Mon Afrique (2001)

Papier: 19,95 $

ePub: 17,99$

Tandis que Nelson Mandela rallie les forces qui briseront le joug de l’apparteid, une journaliste québécoise et un syndicaliste sud-africain, Jay Naidoo, choisissent de s’aimer. Mon Afrique raconte cette double chronique: la libération d’un pays et la victoire d’un amour qu’on aurait dit impossible. Si l’Afrique de Nelson Mandela est balayée par des vagues de violence, la vie de Lucie et de Jay est malmenée par la douleur de l’exil — Lucie a laissé un fils en Amérique —, le poids des différences — elle est blanche et reporter, il est noir et né avec une «mission» — et l’incessant duel qui oppose amour et devoir…

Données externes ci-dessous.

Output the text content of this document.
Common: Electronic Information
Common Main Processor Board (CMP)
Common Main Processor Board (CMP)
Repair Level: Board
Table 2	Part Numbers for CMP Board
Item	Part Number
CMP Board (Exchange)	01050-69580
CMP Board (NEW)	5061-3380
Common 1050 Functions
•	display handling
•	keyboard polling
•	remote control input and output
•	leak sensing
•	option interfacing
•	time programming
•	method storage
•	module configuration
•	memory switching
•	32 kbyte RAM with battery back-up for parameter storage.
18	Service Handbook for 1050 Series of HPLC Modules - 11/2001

Publié par Libre Expression, New Africa Books et Presses de la Renaissance

Pour les malvoyants, Mon Afrique a été publié en gros caractères, chez Guy Saint-Jean Éditeur

Prologue

En 1990, je me suis rendue en Afrique du Sud en reportage, dans le cadre de l’émission Nord-Sud, de Radio-Québec. Je devais préparer une dizaine de documentaires sur ce pays, bien connu pour son régime politique de séparation des races, l’apartheid. J’avais le mandat de décrire la période de transition qu’entamait l’Afrique du Sud après la libération du plus célèbre prisonnier politique du monde, Nelson Mandela, sorti de prison quelques mois plus tôt, le 11 février 1990.

Je suis restée cinq semaines en Afrique du Sud. C’était la première fois que je partais si longtemps sans mon fils. Trente-cinq dodos exactement… Je lui avais préparé une petite enveloppe pour chaque soir, contenant chacune une courte histoire et une surprise. Cinq semaines d’absence, c’est long, très long pour un coeur de mère.

Léandre avait alors quatre ans. Petit bonhomme curieux, éveillé, heureux aussi, je crois; malgré la séparation de ses parents, il s’était habitu au train de vie de la garde partagée entre son père et moi. Il avait tout en double : amis, chambre, jouets. Deux vies. Comme tant d’enfants victimes de nos relations modernes et impatientes.

Dans l’avion qui me ramenait à Montréal, je ne pensais plus à ces cinq semaines pendant lesquelles j’avais vécu des moments passionnants de ma carrière journalistique, mais à mon petit coeur à l’autre bout du globe. Et plus je m’en rapprochais, plus j’avais hâte de me pelotonner dans ma petite routine de sept dodos – sept dodos que rien au monde ne pouvait venir déranger.

Huit mois après mon retour, je liquidai ou entreposai mes affaires dans des sous-sols, grandes et greniers d’amis. Je repartis pour l’Afrique du Sud, pour y rester, cette fois. Mon fils m’y rejoindrait dans six mois. Son père et moi en étions arrivés au seul compromis possible : la garde partagée entre deux continents. Un arrangement invraisemblable, insensé peut-être, mais qui paraissait la solution la plus juste pour Léandre et pour nous.

– Dans cent quatre-vingts dodos, maman?

– Oui, mon chou.

– Mais c’est long, ça, non?

– Oui, mon chou. Mais je t’appellerai chaque semaine. Je t’enverrai des belles histoires, des surprises, des photos.

Léandre pleurait. Il s’accrochait à mon cou comme s’il s’agissait d’un adieu définitif. Son étreinte m’étouffait, littéralement. « Mais qu’est-ce que j’ai fait? » me disais-je. Nous avons dû nous mettre à deux, son père et moi, pour arracher ses petits bras tendus et tremblants de mon cou. J’ai dévalé l’escalier à toute vitesse, aveuglée par mes larmes. Les cris et les pleurs de mon fils me suivirent jusque dans la rue.